Nicola attended the University of Naples “Federico II” for his Bachelor's and Master’s degree in physics. He majored in particle physics, with particular attention on data analysis developing an interest in machine learning. For his Master thesis, he worked on a search for physics beyond the Standard Model (SM) of particle physics in the ATLAS experiment at LHC. The analysis focused on the search for a new bosonic resonance Y, decaying into a Higgs boson and a new boson X, with a completely hadronic 𝑋𝐻 → 𝑞𝑞%!𝑏𝑏% final state. Working on his Master thesis, he mainly focused on event reconstruction and signalbackground classification, also making use of machine learning algorithms such as parametrized Deep Neural Networks.
Nicola is currently a member of the ATLAS group at DESY. His main PhD project focuses on the search for additional Heavy Higgs bosons, decaying to a pair of top quarks in the ATLAS experiment. These new scalar or pseudoscalar states are predicted by a class of models in which the Higgs sector is extended to include a second Higgs doublet. Their decay in two top-quarks would interfere strongly with top-antitop quark production via SM processes, producing a specific peak-dip structure, and therefore cannot be identified easily with traditional analysis techniques. He will work on the development of new analysis tools such as novel reconstruction and identification approaches for semi-boosted top quarks, to improve the sensitivity to narrow interference patterns and to Heavy Higgs bosons with masses above 600 GeV, a mass region completely unexplored to date.

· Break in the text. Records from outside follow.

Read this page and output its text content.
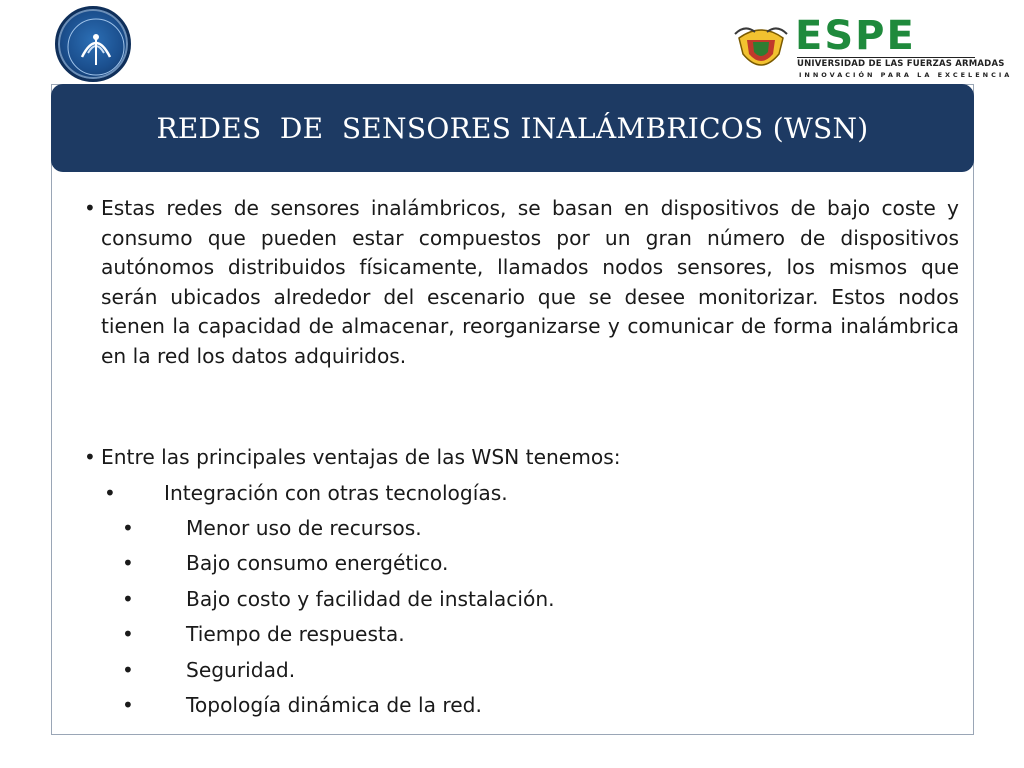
ESPE
UNIVERSIDAD DE LAS FUERZAS ARMADAS
INNOVACIÓN PARA LA EXCELENCIA
REDES  DE  SENSORES INALÁMBRICOS (WSN)
• Estas redes de sensores inalámbricos, se basan en dispositivos de bajo coste y consumo que pueden estar compuestos por un gran número de dispositivos autónomos distribuidos físicamente, llamados nodos sensores, los mismos que serán ubicados alrededor del escenario que se desee monitorizar. Estos nodos tienen la capacidad de almacenar, reorganizarse y comunicar de forma inalámbrica en la red los datos adquiridos.
• Entre las principales ventajas de las WSN tenemos:
• Integración con otras tecnologías.
•	Menor uso de recursos.
•	Bajo consumo energético.
•	Bajo costo y facilidad de instalación.
•	Tiempo de respuesta.
•	Seguridad.
•	Topología dinámica de la red.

An additional technical PhD project aims at improving reconstruction of charged particle trajectories in the high-intensity collisions during the upcoming LHC Run-3 and the High-Luminosity LHC from 2026. Particular attention will be placed on the challenges posed by the dense hadronic environment in ATLAS. In such environment, charge clusters in the detectors can merge, and a classification needs to be made between single-particle and multi-particle clusters. The effects of radiation damage and tuning on the detector will be taken into consideration and advanced analysis techniques such as Deep Neural Networks and Mixed Density networks will be explored.